Una colisión entre dos vehículos es pura cuestión de física. Todo depende de las casualidades, y las casualidades pueden explicarse con una ecuación: fuerza multiplicado por tiempo es igual a masa multiplicado por aceleración. Y si consideramos esas casualidades como variables, obtendremos un relato sencillo, verídico e implacable. Un relato que da cuenta, por ejemplo, de lo que sucederá si un camión de veinticinco toneladas que circula cargado hasta los topes a una velocidad de ochenta kilómetros por hora alcanza a un turismo que va a la misma velocidad, pero que pesa ochocientos kilos.
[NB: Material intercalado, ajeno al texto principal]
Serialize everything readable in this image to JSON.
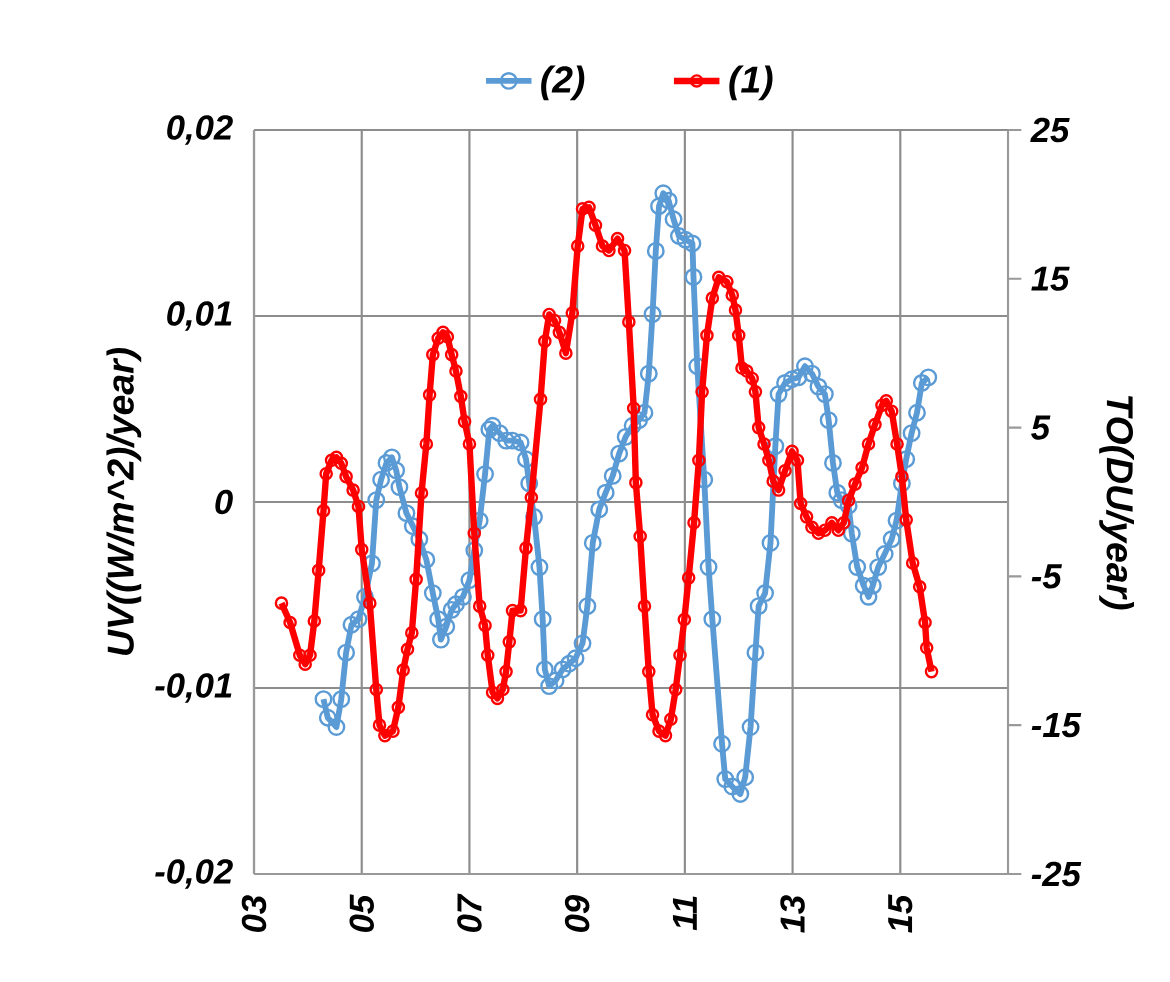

Dependiendo de esas casualidades que son el punto de impacto, el tipo de carrocería y el ángulo en que se encuentran los dos implicados el uno respecto al otro, puede existir un sinfín de versiones de un mismo relato, aunque todas esas versiones son tragedias y es el turismo el que lleva las de perder.
Reina un silencio extraño; puedo oír el susurro del viento entre los árboles y el rumor del agua bajando por el río. Tengo el brazo paralizado y estoy boca abajo, apretado contra el acero. Sobre mi, desde el suelo, caen gotas de sangre y gasolina. Abajo, en el techo, que hace un dibujo como de tablero de ajedrez, hay un cortaúñas, un brazo arrancado, dos cadáveres y una beauty bag abierta. El mundo no tiene belleza, solo beauty. La reina blanca está destrozada, yo soy un asesino y aquí dentro no respira nadie. Ni siquiera yo. Así que no tardaré en morir. Cerraré los ojos y me rendiré. Es maravilloso rendirse. Ya no quiero esperar más. Y por eso urge contar este relato, esta variante, esta historia sobre el ángulo en que uno de los implicados se halla en relación al otro.